A representative opinion survey released earlier this year by Australian think tanks the Lowy Institute and the Australia-India Institute indicated that 83% of Indian respondents consider U.S.-India relations to be strong, and 75% want those ties to strengthen further over the next 10 years. Moreover, 72% see the United States as a good security partner in the Indian Ocean and the same proportion sees partnerships with ‘strong countries’ as very important for India to achieve its goals in the world – perhaps not a ringing endorsement for India’s traditions of strategic autonomy and nonalignment.
Admittedly, a substantial minority, 31% see the United States as a threat to India, although only 9% see it as a major threat – whereas 83% see China as a threat, and 60% as a major threat.
The poll suggests that Indians feel more warmly towards the United States than to any other country. And whatever problems or dysfunction U.S. politics or society has faced in recent years, a large majority of Indians – 78% - think it would be better if India worked more like the United States. This makes America the most admired foreign country in Indian eyes, with Australia, Japan and Singapore an equal second with 60% of Indians wanting to emulate their institutions.
According to this research, Indians feel noticeably less warmth or admiration for their fellow so-called BRICS countries, Brazil, Russia, China and South Africa.

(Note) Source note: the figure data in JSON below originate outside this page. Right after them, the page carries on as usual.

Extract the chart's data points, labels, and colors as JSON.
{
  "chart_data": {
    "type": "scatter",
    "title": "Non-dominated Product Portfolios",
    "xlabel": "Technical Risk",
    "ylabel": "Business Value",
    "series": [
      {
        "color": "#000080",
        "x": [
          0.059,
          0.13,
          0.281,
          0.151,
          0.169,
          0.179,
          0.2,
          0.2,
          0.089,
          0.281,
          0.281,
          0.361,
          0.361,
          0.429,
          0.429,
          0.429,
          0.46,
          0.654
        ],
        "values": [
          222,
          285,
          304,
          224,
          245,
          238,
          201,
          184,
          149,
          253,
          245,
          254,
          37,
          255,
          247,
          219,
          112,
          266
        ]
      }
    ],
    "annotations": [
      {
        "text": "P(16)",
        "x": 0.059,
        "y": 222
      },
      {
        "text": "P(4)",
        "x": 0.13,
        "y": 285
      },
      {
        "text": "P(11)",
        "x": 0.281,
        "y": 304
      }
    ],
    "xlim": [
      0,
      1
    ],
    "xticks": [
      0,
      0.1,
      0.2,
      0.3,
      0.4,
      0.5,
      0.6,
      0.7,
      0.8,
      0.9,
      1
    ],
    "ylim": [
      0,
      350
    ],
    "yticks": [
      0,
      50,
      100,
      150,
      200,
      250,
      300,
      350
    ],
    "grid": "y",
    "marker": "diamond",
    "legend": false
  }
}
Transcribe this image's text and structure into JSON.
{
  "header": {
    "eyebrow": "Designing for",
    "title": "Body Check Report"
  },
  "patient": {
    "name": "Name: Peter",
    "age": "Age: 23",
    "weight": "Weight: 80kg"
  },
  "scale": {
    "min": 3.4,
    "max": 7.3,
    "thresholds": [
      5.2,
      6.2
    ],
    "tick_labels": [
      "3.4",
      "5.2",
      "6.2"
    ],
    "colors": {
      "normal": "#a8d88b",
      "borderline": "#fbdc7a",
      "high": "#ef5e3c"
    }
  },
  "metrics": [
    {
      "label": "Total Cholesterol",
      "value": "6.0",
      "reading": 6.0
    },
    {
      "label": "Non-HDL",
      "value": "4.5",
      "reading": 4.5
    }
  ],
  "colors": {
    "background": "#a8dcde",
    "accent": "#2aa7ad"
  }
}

The poll also shows that most ordinary Indians value democracy and basic democratic rights.
All polls have their limitations and a margin of error; this one’s was 3.6%, given that the sample was 1233 face-to-face interviews in cities, towns and villages across 11 Indian states.
Even so, the basic message for President Obama, Prime Minister Singh and whoever forms government in India after next year's elections should be this: whatever the frustrations of recent years, most Indians place value and hope in the bonds between the two countries. Singh's visit to Washington should not be the end of an era, but the first step to a new phase.
Indeed, it is hard to escape the conclusion that ordinary Indians–including a large proportion of youth and the emerging middle classes–are considerably more positive about their future with America than the political and bureaucratic establishment that has now so often hesitated to follow through on Singh’s historic nuclear gamble.